Presiden AS Donald Trump mengatakan pada hari Senin bahwa Amerika Serikat (AS) sedang terlibat dalam "pembicaraan serius" dengan apa yang dia gambarkan sebagai "rezim baru dan lebih masuk akal" di Iran, sambil memperingatkan bahwa Washington dapat melancarkan serangan besar-besaran pada infrastruktur energi utama negara itu jika kesepakatan tidak segera tercapai.
Trump menambahkan bahwa pembicaraan tersebut bertujuan untuk mengakhiri operasi militer AS di Iran. Dia menyatakan bahwa kemajuan signifikan telah dibuat dan menunjukkan bahwa kesepakatan masih mungkin terjadi.
Namun, presiden AS juga mengeluarkan peringatan keras kepada Tehran. Jika negosiasi gagal menghasilkan kesepakatan dengan cepat dan jika Selat Hormuz tidak segera dibuka kembali untuk lalu lintas komersial, Amerika Serikat dapat merespons dengan menargetkan infrastruktur utama Iran.

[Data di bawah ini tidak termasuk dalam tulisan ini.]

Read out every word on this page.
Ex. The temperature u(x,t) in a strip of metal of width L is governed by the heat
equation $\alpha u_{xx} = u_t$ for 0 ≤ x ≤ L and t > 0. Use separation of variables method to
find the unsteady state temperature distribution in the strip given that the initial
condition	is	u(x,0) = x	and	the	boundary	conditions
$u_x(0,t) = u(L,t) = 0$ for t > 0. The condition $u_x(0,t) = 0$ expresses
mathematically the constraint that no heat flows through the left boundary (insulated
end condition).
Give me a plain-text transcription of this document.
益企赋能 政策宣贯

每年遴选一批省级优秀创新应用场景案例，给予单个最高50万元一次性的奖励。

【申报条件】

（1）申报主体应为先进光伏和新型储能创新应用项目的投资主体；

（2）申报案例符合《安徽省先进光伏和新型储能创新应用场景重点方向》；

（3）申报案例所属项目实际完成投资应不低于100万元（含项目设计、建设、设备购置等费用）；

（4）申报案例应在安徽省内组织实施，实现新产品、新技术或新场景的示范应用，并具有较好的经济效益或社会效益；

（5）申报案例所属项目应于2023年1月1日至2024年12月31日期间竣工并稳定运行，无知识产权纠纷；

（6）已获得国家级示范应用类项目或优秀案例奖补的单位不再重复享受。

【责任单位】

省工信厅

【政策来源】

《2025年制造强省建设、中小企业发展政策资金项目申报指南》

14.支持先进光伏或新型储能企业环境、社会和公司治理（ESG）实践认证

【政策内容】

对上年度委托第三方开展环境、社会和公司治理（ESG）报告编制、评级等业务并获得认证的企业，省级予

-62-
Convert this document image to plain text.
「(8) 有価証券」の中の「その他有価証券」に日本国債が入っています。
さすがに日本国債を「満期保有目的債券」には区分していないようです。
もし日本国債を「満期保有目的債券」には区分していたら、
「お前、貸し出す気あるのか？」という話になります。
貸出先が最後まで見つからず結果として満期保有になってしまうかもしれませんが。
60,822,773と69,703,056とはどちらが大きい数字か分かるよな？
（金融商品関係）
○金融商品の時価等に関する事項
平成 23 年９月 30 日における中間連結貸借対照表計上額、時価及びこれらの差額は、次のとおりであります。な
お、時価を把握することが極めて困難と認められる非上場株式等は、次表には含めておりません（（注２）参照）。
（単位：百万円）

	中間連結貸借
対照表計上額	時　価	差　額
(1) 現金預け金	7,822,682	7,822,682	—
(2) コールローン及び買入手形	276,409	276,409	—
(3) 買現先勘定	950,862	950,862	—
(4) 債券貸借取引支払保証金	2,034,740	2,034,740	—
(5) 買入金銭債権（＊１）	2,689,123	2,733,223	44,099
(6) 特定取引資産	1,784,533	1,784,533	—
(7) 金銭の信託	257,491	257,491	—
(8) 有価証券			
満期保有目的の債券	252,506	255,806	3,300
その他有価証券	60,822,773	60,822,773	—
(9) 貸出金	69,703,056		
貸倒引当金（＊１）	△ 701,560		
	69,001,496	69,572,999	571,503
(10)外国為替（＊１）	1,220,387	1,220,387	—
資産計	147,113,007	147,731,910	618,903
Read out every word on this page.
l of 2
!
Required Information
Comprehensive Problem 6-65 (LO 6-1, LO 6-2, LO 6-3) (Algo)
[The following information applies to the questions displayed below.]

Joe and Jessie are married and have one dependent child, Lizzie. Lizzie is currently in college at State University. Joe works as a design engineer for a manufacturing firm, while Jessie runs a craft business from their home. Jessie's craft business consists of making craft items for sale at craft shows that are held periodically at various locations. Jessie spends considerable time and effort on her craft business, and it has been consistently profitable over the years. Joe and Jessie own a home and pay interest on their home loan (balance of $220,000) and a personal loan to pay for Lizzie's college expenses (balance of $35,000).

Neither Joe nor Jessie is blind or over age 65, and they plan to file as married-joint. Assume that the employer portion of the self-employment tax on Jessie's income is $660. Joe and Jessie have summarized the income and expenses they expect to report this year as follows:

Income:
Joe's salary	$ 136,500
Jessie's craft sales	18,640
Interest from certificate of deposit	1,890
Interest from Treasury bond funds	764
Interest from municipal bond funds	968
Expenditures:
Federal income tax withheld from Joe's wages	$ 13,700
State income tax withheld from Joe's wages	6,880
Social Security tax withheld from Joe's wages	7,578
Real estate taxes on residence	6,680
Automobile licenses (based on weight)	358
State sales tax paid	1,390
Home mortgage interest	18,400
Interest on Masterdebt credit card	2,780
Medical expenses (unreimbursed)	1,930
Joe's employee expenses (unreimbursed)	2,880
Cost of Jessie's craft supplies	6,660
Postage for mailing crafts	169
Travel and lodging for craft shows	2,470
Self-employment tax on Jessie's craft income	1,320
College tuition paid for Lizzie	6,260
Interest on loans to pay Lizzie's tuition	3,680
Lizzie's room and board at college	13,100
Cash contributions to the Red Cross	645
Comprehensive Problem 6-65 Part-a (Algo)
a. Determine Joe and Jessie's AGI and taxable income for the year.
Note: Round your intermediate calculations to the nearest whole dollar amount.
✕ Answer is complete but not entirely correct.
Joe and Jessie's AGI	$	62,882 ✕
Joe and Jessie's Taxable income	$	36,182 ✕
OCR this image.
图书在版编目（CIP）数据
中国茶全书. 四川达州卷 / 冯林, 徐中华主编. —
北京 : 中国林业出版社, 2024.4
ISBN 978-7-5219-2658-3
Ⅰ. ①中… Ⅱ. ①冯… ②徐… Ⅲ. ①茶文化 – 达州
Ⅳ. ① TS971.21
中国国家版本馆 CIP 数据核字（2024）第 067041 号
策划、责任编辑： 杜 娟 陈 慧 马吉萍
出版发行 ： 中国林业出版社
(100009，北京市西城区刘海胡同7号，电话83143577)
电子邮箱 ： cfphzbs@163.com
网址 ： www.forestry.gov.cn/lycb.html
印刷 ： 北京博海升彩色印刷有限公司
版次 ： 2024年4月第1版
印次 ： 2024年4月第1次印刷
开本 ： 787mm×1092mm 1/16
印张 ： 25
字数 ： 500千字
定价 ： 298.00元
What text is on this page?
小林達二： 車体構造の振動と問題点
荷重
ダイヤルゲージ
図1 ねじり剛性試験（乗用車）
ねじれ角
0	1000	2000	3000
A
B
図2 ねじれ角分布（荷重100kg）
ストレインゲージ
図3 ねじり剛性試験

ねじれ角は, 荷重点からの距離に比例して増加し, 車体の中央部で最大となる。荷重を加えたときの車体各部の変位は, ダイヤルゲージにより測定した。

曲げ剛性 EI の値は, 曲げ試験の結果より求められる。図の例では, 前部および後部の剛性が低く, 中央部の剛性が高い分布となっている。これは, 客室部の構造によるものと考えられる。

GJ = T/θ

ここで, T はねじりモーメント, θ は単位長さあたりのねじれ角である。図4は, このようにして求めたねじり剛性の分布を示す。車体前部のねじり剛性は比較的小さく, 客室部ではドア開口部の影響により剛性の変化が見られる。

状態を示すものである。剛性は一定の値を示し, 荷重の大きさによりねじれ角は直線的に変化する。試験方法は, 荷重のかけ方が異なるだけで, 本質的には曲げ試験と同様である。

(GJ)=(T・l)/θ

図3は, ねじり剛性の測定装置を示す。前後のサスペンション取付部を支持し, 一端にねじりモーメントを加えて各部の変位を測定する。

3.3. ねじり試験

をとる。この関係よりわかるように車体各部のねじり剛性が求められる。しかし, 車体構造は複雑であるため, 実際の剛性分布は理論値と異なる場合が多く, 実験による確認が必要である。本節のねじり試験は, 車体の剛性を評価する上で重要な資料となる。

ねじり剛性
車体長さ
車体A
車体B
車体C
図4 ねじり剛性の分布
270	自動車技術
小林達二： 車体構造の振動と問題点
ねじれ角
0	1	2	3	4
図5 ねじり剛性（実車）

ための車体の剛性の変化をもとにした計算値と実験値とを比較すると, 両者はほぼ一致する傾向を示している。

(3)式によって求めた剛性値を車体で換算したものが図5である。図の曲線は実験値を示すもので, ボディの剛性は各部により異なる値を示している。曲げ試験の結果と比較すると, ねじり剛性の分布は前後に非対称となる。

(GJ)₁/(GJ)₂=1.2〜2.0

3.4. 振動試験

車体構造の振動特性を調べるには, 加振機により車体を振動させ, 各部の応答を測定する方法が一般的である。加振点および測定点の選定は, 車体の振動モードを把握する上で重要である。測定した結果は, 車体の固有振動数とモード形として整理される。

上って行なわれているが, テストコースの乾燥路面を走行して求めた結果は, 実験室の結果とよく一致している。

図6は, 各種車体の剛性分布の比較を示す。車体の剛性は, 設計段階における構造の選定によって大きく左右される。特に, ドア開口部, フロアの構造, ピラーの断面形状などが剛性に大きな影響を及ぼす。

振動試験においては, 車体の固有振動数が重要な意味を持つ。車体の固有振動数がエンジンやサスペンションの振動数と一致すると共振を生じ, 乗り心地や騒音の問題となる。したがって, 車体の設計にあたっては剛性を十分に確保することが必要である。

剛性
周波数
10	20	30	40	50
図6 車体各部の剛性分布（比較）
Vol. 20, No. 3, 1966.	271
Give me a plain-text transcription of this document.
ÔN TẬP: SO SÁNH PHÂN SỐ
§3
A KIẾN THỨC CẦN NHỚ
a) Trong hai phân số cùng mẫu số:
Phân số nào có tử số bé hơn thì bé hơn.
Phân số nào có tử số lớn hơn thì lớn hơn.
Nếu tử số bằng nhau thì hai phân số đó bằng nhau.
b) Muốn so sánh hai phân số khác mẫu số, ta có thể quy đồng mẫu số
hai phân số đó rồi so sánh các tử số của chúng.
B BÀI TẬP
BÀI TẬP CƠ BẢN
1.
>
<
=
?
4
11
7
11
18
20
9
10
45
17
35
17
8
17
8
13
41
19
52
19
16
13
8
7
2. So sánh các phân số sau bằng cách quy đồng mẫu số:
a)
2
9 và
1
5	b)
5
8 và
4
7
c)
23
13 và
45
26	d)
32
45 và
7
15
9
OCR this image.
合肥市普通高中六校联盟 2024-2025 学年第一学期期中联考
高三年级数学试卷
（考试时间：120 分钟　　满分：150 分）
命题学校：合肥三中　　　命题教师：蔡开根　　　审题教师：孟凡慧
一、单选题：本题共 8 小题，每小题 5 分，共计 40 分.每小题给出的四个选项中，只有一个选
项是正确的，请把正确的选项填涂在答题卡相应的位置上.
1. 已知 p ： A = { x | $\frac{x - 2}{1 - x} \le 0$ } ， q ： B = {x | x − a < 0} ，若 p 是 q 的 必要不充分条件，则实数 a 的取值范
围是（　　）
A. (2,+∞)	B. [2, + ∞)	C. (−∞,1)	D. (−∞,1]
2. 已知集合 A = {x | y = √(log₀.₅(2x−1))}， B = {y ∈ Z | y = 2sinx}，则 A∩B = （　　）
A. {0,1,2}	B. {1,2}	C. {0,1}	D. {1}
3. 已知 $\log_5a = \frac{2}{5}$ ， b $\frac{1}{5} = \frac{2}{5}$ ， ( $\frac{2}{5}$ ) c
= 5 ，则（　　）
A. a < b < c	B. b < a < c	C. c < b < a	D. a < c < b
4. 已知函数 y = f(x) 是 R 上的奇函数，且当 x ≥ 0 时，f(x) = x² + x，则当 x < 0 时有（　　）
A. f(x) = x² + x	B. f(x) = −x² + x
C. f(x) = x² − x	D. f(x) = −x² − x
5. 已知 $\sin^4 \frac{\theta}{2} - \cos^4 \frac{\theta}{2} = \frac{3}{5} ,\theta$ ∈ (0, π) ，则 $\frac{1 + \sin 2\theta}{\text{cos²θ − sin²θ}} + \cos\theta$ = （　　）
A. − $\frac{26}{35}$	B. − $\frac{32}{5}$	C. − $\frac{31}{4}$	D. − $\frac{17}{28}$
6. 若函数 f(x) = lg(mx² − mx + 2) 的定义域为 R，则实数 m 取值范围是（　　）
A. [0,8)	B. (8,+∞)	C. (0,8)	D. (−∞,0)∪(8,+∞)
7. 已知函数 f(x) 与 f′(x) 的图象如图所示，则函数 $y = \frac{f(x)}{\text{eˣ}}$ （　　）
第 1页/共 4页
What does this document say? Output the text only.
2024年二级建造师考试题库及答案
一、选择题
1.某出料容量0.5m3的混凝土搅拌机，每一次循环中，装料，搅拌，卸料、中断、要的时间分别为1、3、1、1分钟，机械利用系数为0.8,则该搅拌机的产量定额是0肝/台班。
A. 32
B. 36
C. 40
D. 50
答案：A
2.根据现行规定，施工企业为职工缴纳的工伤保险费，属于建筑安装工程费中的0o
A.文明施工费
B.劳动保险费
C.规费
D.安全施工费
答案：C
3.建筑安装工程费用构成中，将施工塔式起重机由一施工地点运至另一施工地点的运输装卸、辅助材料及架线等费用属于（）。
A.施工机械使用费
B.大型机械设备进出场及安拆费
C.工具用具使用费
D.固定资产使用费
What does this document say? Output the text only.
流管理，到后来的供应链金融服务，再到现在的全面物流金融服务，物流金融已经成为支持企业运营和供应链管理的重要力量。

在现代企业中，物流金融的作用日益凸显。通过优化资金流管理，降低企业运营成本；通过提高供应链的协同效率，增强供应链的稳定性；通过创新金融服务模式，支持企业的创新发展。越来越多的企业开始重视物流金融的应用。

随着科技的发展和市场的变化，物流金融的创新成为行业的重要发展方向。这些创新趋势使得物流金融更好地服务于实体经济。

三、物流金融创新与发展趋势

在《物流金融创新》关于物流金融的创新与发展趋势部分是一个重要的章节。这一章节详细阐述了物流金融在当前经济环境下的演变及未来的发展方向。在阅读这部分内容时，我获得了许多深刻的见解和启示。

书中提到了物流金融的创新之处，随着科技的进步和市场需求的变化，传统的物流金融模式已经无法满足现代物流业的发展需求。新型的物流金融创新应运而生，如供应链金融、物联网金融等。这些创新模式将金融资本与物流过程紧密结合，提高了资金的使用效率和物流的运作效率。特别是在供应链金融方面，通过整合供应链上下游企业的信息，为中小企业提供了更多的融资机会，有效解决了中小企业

Trump mengatakan AS dapat "meledakkan dan benar-benar menghancurkan" pembangkit listrik Iran, sumur Minyak, dan Pulau Kharg, terminal ekspor Minyak utama yang dilalui sebagian besar pengiriman Minyak mentah negara itu. Dia juga menyarankan bahwa fasilitas desalinasi dapat menjadi target.
Menurut Trump, fasilitas-fasilitas ini sejauh ini sengaja dihindari oleh pasukan AS.
Reaksi pasar
Reaksi di pasar mata uang sejauh ini masih terbatas. Indeks Dolar AS (DXY) diperdagangkan sekitar 100,30 pada saat berita ini ditulis pada hari Senin, naik 0,10% pada hari itu, menunjukkan bahwa para investor sejauh ini sebagian besar mengabaikan komentar tersebut.